Syracuse, New York
Kelly Gallagher received the Creative Capital Award in 2024. Kelly Gallagher is a filmmaker, animator, and Associate Professor of Film at Syracuse University. Her work is rooted in themes of resistance, struggle, political histories, and personal explorations. Gallagher’s films often explore left, revolutionary histories. At other times her films serve as confrontations themselves, resistance made visual. She is interested in film as a tool to re-open and re-discuss radical histories, and film as a tool of confrontation. She believes that film/video and animation hold an important space of potential for artists who want to create visualizations of resistance. Gallagher believes that by creating visualized representations of a world that ruptures capitalism, racism, colonialism, and systemic patriarchy, we are given the realization that such a world can even exist and that our political efforts are not in vain, but imperative.

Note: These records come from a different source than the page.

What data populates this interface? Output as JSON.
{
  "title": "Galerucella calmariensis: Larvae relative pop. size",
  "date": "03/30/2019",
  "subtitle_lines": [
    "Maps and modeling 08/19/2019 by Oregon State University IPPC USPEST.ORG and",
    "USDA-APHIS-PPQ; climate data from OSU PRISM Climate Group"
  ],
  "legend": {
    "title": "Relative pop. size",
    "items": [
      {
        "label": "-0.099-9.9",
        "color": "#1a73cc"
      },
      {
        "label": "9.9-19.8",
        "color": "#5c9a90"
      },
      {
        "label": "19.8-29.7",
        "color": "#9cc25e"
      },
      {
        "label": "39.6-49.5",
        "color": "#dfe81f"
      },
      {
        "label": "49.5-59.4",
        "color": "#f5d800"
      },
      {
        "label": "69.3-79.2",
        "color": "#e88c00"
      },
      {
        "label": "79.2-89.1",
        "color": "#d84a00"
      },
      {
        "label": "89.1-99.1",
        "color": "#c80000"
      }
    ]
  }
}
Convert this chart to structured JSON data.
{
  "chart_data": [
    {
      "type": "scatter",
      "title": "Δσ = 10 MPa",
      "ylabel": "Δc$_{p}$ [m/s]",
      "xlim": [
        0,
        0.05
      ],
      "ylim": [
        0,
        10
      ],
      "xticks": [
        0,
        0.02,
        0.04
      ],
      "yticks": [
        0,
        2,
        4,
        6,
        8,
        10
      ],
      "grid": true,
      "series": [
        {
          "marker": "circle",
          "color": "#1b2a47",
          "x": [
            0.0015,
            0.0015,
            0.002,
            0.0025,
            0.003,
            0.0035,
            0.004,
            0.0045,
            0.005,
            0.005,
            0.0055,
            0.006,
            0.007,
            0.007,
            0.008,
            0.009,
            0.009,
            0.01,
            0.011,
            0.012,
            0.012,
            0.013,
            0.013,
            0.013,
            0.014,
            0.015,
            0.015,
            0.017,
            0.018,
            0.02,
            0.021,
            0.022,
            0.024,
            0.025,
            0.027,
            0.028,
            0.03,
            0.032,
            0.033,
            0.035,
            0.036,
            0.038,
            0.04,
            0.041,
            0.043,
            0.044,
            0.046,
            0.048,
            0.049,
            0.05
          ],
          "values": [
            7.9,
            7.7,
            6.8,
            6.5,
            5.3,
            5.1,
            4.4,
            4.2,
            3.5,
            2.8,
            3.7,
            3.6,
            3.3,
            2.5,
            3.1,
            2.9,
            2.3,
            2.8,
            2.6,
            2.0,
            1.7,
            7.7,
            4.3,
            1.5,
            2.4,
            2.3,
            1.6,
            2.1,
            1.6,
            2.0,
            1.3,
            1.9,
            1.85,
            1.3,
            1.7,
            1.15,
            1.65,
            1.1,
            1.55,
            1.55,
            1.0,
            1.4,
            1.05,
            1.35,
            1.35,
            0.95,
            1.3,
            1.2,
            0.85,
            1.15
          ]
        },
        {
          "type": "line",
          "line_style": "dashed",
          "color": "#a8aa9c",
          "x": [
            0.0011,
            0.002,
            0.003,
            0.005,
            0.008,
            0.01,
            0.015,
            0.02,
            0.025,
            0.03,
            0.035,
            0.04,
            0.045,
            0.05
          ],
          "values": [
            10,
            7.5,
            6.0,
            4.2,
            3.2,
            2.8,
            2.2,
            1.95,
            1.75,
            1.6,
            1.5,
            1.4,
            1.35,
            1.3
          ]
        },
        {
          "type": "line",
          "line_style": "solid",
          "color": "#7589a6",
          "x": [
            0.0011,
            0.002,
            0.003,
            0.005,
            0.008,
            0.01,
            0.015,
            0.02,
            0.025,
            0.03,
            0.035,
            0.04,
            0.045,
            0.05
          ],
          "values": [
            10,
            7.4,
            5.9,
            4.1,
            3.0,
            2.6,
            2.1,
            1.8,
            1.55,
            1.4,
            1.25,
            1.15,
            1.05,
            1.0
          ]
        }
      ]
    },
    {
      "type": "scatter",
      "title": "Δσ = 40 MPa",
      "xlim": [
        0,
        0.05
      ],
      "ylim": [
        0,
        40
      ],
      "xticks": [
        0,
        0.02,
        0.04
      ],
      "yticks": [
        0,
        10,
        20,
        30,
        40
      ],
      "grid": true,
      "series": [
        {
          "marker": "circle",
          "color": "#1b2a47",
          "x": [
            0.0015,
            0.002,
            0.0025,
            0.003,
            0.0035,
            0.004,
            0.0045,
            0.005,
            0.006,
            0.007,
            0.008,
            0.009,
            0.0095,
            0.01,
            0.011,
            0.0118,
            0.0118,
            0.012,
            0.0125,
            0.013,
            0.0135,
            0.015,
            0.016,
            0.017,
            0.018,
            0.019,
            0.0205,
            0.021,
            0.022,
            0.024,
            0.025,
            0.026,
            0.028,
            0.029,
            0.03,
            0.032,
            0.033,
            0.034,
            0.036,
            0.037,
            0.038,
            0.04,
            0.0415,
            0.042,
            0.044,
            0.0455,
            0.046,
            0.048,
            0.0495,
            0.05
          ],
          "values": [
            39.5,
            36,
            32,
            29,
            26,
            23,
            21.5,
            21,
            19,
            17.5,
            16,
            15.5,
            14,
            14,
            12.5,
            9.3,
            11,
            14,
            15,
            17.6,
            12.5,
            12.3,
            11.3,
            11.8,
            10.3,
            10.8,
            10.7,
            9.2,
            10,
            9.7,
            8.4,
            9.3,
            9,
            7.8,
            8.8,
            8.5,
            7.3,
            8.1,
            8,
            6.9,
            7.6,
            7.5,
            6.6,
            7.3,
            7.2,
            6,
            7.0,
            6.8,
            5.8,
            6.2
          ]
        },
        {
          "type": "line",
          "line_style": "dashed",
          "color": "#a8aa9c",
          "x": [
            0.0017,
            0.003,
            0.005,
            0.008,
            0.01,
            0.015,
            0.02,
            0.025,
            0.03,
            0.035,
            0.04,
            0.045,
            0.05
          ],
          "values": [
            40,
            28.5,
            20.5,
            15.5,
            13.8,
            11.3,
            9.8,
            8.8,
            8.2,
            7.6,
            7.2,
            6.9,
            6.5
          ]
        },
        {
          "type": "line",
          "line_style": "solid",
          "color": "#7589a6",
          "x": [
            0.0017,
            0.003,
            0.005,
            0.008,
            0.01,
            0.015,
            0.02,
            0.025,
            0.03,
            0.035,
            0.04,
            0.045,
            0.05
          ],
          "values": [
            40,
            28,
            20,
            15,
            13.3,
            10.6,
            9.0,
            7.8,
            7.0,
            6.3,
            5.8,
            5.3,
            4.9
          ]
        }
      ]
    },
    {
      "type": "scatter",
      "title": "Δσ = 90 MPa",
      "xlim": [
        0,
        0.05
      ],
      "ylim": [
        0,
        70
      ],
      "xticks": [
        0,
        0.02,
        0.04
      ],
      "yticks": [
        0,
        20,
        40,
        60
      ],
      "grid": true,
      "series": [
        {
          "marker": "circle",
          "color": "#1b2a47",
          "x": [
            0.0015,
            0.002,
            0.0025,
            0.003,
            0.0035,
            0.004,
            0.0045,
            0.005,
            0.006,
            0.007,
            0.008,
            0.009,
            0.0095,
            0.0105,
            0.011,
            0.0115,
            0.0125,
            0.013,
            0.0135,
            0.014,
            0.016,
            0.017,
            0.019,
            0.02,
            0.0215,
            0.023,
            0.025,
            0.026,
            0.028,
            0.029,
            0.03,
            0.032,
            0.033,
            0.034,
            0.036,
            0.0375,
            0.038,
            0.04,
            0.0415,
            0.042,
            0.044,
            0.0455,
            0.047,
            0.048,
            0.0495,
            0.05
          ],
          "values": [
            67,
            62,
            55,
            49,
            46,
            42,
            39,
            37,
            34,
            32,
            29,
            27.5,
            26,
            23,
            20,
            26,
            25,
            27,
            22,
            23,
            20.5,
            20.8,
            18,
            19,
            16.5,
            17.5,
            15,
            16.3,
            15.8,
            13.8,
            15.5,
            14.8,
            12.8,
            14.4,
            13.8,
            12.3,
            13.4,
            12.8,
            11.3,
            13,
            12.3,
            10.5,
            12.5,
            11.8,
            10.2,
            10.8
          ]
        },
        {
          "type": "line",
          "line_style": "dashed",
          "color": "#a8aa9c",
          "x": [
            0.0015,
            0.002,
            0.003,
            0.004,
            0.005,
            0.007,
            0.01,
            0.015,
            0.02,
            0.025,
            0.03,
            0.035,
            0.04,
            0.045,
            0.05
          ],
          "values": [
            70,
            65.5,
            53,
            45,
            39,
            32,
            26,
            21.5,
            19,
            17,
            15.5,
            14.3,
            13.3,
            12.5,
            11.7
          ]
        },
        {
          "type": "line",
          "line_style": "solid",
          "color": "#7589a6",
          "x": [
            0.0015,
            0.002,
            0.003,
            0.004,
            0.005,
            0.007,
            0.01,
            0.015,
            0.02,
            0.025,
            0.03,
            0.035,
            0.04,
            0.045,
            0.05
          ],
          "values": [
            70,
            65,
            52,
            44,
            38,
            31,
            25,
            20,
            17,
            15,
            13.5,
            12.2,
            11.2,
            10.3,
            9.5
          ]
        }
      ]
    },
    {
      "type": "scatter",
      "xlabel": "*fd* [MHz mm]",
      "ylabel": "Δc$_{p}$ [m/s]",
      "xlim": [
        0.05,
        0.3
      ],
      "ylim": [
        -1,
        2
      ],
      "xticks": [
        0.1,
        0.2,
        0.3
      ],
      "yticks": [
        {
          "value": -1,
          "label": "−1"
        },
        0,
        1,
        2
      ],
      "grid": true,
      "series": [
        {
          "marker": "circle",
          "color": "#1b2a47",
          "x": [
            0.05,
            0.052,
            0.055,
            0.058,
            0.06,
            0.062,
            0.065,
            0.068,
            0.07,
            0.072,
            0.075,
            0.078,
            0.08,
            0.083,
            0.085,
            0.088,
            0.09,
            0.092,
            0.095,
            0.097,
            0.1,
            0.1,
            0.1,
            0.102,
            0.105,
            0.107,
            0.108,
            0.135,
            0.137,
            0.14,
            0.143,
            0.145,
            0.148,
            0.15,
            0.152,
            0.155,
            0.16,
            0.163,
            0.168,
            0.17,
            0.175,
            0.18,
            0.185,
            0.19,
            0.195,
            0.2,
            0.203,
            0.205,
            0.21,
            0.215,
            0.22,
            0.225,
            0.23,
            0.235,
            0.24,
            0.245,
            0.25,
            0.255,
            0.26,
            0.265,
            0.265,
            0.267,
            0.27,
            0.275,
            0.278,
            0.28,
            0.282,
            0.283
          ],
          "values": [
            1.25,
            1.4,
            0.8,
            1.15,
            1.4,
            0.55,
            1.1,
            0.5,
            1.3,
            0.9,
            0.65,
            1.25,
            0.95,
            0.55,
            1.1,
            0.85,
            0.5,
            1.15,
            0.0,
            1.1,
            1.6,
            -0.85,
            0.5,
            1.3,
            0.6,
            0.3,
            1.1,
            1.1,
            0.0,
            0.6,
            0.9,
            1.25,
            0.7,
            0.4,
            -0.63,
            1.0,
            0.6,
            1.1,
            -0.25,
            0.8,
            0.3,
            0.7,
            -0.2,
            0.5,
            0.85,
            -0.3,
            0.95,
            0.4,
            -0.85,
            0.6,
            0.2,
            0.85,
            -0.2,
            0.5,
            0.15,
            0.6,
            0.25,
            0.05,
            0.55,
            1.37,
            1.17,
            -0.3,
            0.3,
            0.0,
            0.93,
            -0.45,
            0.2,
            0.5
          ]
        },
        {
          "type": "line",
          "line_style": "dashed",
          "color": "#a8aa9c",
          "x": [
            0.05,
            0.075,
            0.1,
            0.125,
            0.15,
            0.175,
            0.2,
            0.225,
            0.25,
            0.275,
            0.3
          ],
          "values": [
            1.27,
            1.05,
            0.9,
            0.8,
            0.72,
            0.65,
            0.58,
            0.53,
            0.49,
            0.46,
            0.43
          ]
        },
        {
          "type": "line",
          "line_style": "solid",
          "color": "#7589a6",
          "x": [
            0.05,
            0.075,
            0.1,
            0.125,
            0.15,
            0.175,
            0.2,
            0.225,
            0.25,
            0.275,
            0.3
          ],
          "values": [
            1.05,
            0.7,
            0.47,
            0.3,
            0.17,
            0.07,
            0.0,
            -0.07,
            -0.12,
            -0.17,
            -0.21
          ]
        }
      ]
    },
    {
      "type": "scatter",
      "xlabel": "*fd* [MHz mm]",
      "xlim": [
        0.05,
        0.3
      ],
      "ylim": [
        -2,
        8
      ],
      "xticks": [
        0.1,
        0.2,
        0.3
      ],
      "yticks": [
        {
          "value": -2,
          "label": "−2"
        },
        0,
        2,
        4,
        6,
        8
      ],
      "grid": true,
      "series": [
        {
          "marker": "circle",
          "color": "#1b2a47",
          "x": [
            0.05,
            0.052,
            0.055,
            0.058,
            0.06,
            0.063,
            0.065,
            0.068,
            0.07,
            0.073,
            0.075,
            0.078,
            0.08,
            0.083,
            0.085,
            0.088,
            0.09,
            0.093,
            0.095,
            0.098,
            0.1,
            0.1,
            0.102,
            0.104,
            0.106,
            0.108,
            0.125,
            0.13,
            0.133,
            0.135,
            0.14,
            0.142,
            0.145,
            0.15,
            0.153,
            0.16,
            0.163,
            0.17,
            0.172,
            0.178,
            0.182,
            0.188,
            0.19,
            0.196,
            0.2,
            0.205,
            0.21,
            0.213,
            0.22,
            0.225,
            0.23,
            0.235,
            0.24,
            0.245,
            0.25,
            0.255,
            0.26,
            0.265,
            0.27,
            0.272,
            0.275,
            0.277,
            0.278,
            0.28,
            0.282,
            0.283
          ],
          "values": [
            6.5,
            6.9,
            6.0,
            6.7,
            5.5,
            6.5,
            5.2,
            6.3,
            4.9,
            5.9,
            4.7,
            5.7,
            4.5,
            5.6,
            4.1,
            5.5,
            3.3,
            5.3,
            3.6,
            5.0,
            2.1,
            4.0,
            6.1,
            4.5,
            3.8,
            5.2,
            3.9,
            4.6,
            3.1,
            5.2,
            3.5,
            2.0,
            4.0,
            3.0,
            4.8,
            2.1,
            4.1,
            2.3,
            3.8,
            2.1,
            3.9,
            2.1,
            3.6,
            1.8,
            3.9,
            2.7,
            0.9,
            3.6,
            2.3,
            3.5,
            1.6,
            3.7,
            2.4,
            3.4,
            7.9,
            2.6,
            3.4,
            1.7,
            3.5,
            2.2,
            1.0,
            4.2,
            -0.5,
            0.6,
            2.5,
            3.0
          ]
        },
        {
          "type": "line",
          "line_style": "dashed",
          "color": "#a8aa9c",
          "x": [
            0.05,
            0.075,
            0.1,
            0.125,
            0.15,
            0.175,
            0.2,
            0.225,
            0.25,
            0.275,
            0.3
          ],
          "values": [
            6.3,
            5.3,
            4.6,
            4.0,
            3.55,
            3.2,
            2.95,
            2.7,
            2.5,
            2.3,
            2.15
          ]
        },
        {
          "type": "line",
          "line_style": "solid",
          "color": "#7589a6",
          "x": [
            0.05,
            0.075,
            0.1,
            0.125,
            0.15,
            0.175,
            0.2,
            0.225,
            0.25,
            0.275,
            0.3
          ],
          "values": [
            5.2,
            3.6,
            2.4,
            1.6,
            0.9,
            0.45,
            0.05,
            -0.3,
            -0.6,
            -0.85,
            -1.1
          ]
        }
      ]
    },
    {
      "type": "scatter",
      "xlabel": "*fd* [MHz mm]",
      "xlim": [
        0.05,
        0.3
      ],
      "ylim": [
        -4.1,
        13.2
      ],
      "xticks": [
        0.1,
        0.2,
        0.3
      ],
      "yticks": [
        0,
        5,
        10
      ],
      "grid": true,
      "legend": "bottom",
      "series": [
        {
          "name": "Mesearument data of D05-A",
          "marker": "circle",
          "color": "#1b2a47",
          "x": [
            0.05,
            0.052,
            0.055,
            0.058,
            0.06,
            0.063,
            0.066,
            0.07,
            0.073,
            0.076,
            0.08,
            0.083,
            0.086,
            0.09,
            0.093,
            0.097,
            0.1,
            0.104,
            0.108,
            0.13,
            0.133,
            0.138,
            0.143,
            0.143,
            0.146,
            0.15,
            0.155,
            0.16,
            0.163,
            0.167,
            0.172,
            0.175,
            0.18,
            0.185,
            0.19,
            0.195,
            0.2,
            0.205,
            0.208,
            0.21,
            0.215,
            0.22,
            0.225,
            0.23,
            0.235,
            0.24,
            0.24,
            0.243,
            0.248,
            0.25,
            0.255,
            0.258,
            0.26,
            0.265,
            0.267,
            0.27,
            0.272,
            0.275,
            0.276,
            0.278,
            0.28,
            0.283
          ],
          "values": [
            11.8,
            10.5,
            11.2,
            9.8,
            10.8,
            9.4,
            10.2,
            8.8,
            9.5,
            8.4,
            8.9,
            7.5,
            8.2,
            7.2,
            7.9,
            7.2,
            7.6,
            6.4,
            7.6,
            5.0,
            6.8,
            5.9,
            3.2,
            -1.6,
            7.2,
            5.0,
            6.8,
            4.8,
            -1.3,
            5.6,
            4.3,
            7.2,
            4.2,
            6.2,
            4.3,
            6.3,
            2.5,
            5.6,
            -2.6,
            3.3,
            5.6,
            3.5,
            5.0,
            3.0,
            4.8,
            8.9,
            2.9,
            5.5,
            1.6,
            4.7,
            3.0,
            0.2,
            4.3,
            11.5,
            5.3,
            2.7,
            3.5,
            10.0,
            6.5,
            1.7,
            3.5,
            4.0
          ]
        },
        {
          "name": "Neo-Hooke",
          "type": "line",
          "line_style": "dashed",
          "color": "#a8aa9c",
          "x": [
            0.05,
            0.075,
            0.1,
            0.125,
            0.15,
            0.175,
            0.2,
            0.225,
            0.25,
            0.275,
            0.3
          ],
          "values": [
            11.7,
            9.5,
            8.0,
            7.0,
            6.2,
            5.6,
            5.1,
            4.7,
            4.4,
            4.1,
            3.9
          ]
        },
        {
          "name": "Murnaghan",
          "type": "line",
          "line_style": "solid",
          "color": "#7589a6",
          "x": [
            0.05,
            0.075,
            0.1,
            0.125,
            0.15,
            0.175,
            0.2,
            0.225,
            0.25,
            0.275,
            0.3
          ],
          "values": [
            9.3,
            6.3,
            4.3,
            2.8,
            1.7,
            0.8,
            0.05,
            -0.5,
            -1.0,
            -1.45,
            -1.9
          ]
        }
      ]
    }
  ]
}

Her handcrafted films and commissioned animations have screened at venues including: the Museum of Modern Art, the National Gallery of Art, Sundance Film Festival, Tribeca Film Festival, and the Smithsonian Institution. Recent commissioned animations have screened on Netflix and PBS. She’s presented solo programs of her work at institutions including: SFMOMA, Close-Up Cinema London, Balkanima, Visual Studies Workshop, Aurora Picture Show, and Wexner Center for the Arts among others. She is the 2022 recipient of the Helen Hill Award from NYU’s Orphan Film Symposium. Her latest film, WE HAD EACH OTHER, about the solidarity of Irish Republican POW women, won the Research Award at the 2022 Athens International Film and Video Festival. Kelly enthusiastically organizes and facilitates fun and inclusive film workshops and camps for communities of all ages, from Kentucky to California, from New York to Iowa and beyond.
BY ALL YOUR MEMORIES
Kelly Gallagher is an experimental filmmaker and animator exploring radical histories and hopeful futures.Artist Bio
BY ALL YOUR MEMORIES, an abolitionist collage feature film, explores (1) histories of Irish and Palestinian solidarity, (2) the politics of early Irish immigrants in America regarding the abolition of slavery, and (3) the assassination of Robert Kennedy and subsequent incarceration of Palestinian Sirhan Sirhan. Using collage filmmaking strategies, oscillating between super 8mm film, found footage, and handcrafted experimental animation, Kelly Gallagher asks her audience to engage with competing historical narratives. As an anti-capitalist and prison abolitionist who grew up in an Irish-American Catholic household, stories of Irish resistance have always surrounded Gallagher. When she recently learned about RFK’s assassination and Sirhan’s conviction, she was motivated to examine the historical relationship between Palestine and Ireland and the complexities of their legacies of solidarity. Gallagher’s film asks: what can transnational solidarity look like? How did so many Irish forget their leftist, anti-colonial radical roots and politics as soon as they came over to America? Why is Sirhan still imprisoned? What could the abolition of prisons make space for in a new world?